There's no reason to assume this treatment wouldn't work as a new step in the existing treatments, so there's that complicated chronological aspect.
So its actually crazier, to make sure the effects aren't just a side effect of treatment #48 you'd have to use recently diagnosed untreated patients.
(Score: 2) by frojack on Monday June 13 2016, @09:00PM
Most medical procedures have natural controls (those not treated), in addition to any controls for statistical purposes.
For a new pill, where is it safe enough (for some values of "enough") to give some a placebo, and others the treatment that is what is done.
But for high risk treatments, as you point out, there is no rational control that can get only part of the treatment, so the controls become those not being treated, and those being treated by conventional means,
But none of them are actually part of the study.

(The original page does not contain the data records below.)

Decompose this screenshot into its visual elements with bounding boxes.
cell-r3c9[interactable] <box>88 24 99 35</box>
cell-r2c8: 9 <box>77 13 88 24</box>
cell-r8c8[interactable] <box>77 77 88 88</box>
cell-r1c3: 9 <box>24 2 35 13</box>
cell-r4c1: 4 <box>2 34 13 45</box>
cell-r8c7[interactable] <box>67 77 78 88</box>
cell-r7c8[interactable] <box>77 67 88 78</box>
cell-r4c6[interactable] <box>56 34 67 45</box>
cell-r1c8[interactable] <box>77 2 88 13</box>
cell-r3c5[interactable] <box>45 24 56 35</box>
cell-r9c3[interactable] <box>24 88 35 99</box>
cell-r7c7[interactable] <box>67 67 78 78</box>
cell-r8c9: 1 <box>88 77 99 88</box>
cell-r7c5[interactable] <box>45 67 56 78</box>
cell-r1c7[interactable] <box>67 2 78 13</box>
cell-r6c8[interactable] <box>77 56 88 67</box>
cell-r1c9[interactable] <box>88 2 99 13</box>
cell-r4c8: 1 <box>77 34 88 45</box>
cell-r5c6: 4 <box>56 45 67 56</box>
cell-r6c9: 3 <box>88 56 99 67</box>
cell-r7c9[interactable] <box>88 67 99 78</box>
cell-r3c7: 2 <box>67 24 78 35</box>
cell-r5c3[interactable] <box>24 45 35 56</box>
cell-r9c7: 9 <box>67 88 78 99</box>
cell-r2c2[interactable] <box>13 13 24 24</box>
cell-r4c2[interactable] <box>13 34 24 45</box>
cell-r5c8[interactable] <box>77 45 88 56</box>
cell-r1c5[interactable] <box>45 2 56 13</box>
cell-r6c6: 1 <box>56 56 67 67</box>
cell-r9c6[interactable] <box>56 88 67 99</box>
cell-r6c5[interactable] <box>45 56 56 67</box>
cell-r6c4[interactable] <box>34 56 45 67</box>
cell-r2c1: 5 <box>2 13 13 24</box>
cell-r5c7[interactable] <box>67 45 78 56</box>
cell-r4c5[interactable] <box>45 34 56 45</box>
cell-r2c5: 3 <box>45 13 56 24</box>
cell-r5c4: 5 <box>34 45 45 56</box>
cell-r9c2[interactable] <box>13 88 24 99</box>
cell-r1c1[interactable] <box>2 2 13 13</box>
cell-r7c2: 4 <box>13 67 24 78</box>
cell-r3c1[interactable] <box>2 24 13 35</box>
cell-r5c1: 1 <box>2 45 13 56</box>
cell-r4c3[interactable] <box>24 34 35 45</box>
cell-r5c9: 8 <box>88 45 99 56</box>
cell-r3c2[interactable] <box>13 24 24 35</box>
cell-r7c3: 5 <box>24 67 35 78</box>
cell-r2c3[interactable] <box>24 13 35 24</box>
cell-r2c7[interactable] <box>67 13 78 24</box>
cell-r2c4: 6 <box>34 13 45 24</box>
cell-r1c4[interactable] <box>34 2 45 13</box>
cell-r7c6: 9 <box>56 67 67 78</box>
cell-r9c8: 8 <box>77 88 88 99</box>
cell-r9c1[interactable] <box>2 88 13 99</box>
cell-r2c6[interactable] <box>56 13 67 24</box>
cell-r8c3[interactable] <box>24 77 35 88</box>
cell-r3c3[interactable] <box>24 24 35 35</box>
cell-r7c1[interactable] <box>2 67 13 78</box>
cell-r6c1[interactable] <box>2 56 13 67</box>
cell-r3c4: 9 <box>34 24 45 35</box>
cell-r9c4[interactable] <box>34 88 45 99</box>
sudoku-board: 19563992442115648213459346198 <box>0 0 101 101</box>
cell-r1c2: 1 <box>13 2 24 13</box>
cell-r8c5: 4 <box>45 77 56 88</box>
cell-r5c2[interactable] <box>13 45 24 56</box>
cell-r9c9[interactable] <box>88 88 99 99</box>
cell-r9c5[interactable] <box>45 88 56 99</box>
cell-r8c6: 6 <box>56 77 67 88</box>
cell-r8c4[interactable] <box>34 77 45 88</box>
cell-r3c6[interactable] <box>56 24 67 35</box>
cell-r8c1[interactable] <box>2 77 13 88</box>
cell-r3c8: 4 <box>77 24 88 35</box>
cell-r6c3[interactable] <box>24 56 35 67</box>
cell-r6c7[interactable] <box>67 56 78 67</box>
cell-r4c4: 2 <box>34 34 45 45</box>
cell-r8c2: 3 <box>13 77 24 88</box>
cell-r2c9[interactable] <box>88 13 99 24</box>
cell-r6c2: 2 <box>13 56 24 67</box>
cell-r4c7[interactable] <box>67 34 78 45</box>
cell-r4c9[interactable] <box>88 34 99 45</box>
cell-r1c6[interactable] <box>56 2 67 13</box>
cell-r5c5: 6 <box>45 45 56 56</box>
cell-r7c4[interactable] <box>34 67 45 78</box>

They are just statistically matched after the fact from records. All indications are that they didn't even bother to do THAT, because they already know the outcome prognosis of no-treatment, as well as the other existing treatments.
Its not a perfect control, and there probably is no ethical way to have a perfect control in this situation.
Killing off one's immune system and restarting it is done for other diseases. Its not totally new. The risk level has been established by now.
No, you are mistaken. I've always had this sig.
(Score: 0) by Anonymous Coward on Monday June 13 2016, @07:24PM
Reverse Microsoft? That would be great! I'd also like a vaccination against Windows 10.
(Score: 0) by Anonymous Coward on Tuesday June 14 2016, @02:46AM
Fuck off. The illness is no joke.
(Score: 2) by Marand on Tuesday June 14 2016, @03:44AM
Fuck off. The illness is no joke.
So true. Windows 10 has been rapidly infecting users for the past year, it's practically pandemic. I'd say that's pretty damn serious.